Musk announced the software issues that have plagued the Model X have now basically been resolved. He also said that Model 3 owners would not have free access for life to the company’s Supercharger network. He indicated that free charging for life would be an available option/package.
Then he dropped this bombshell: He said he and his Tesla team are in the process of completely rethinking the factory process. Their goal is to make factories more efficient by “factors of 10 or even 100 times.” The idea is to totally rethink how “you build the machines that build the machine.”
Musk says he no longer uses an office but spends almost all his time on the production line watching how the cars get built and thinking about how applying “physics-first principles” could increase manufacturing capacity exponentially. “The most important point I want to make is … that we’ve realized that the true difficulty and where the greatest potential lies is in building the factory,” Musk said.

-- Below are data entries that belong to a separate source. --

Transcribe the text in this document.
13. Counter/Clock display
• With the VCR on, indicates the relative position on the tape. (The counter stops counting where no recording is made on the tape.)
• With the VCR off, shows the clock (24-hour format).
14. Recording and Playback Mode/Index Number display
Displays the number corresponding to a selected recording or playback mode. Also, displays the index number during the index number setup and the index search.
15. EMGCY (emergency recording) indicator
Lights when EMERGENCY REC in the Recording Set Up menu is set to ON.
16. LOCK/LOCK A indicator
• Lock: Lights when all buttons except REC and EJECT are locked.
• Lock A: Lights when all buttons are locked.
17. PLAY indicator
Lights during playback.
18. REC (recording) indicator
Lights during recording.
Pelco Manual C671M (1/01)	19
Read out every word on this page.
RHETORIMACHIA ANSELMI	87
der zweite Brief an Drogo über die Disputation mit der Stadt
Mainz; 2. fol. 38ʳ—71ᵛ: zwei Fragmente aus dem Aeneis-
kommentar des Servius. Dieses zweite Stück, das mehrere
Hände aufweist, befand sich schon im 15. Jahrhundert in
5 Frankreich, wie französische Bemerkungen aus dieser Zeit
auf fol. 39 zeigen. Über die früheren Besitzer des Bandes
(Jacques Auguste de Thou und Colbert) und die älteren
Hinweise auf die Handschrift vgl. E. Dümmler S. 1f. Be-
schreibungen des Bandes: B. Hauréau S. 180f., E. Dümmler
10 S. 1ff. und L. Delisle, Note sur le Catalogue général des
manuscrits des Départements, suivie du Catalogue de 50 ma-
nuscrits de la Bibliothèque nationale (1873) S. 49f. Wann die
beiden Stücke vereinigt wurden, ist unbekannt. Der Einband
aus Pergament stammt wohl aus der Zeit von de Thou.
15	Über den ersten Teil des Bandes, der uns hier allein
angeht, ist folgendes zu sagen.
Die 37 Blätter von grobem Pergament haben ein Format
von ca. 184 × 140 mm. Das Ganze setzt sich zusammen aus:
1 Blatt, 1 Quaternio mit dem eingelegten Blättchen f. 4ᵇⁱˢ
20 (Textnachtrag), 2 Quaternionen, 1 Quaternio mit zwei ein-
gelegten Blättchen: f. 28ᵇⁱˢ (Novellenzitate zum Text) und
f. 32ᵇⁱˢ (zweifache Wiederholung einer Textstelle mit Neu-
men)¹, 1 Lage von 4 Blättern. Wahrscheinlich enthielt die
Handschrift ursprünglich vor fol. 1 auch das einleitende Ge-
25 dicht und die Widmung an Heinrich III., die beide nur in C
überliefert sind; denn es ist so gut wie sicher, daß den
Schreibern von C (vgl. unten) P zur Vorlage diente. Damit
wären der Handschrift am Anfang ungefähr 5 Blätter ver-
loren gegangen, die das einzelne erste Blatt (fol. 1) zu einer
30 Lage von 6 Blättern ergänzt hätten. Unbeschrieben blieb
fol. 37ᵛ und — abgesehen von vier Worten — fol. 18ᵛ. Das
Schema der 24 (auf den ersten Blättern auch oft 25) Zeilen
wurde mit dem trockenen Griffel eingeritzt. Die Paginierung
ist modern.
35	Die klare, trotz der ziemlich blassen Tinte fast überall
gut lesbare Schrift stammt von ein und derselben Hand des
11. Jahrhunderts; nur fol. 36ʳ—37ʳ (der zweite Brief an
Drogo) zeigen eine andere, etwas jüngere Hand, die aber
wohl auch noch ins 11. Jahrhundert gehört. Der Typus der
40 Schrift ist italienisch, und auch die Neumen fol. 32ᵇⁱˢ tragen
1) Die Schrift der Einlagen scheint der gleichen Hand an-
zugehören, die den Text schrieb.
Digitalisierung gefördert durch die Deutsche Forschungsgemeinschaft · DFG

Today’s factories are outmoded and inefficient, he said. “We can make dramatic improvements to the machine that makes the machine. A lot of people will not believe us about this, but I am absolutely convinced this can be accomplished.”
During the meeting, Musk accepted full responsibility for the litany of issues that have dogged the Model X since production began last September. He acknowledged that “hubris” had played a large role in rushing too much new technology to market too soon. Many observers feel the same way about Musk’s promise to build 500,000 cars a year by 2018 and a million or more by 2020.
Are those promises more examples of Musk’s hubris? Has he learned nothing from the errors that have beset the Model X? Saying he can boost the efficiency of a factory by up to 100 times is certainly a bold claim. Then again, this is the man who thought up the idea of reusing rockets to lower the cost of space travel. This is the man who launched the idea of the Hyperloop while stuck in Los Angeles traffic one day.
Musk has a habit of setting the bar high and then raising it higher. He demands much of those who work for him but he also demands much of himself. Are super-efficient factories just hype or is Musk about to kick off yet another in a long series of revolutions? One thing is certain — no one can accuse Elon Musk of thinking too small.